Nagin notes that just as prisons and courts are facing an unprecedented situation due to the coronavirus, so too are police officers.
“My guess is that certain kinds of crimes are going to go down during this period, like robberies for example. But during social distancing, people [in the same household] are spending more time together and under a lot of stress. So, I think it’s likely that domestic disputes—in which the police have to regularly intervene—are going to increase markedly,” said Nagin, adding that many domestic disturbances require officers to enter a home and try to mediate the dispute.
“To arrest someone, you need physical contact with them. When the police need to intervene in a situation, the rules of social distancing cannot apply,” said Nagin.

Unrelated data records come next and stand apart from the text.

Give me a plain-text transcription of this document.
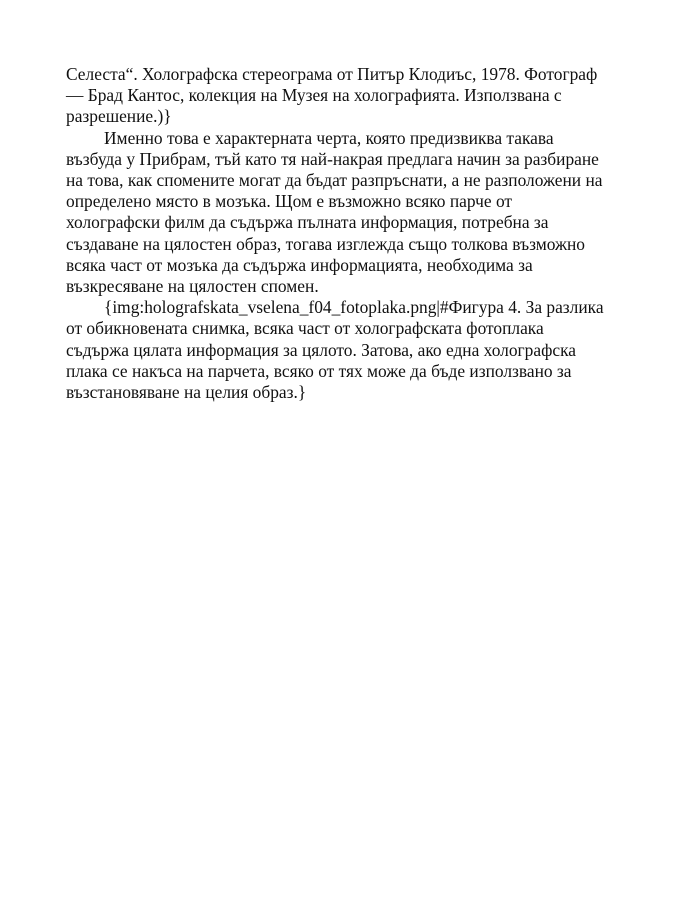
Селеста“. Холографска стереограма от Питър Клодиъс, 1978. Фотограф
— Брад Кантос, колекция на Музея на холографията. Използвана с
разрешение.)}
Именно това е характерната черта, която предизвиква такава
възбуда у Прибрам, тъй като тя най-накрая предлага начин за разбиране
на това, как спомените могат да бъдат разпръснати, а не разположени на
определено място в мозъка. Щом е възможно всяко парче от
холографски филм да съдържа пълната информация, потребна за
създаване на цялостен образ, тогава изглежда също толкова възможно
всяка част от мозъка да съдържа информацията, необходима за
възкресяване на цялостен спомен.
{img:holografskata_vselena_f04_fotoplaka.png|#Фигура 4. За разлика
от обикновената снимка, всяка част от холографската фотоплака
съдържа цялата информация за цялото. Затова, ако една холографска
плака се накъса на парчета, всяко от тях може да бъде използвано за
възстановяване на целия образ.}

He suggests the coronavirus outbreak could prompt police departments to create more non-physical mediation and de-escalation strategies that minimize physical contact and use of force. Such modifications, if shown to be effective, could last beyond the crisis period.
In addition to policing, he believes the impacts of the COVID-19 pandemic could result in various long-term changes to the country’s approach to incarceration, jails in particular.
“Once this emergency passes, we may realize the need and practicality of being more selective in how we use jails, especially for things like pre-trial incarceration and as punishment for minor offenses like unpaid fines and public disorder,” said Nagin. He added that policymakers could similarly reconsider how we use imprisonment, and possibly sending fewer people to state prisons for minor offenses.
“Sometimes a shock like this can trigger changes in policy which can have an enduring impact,” said Nagin.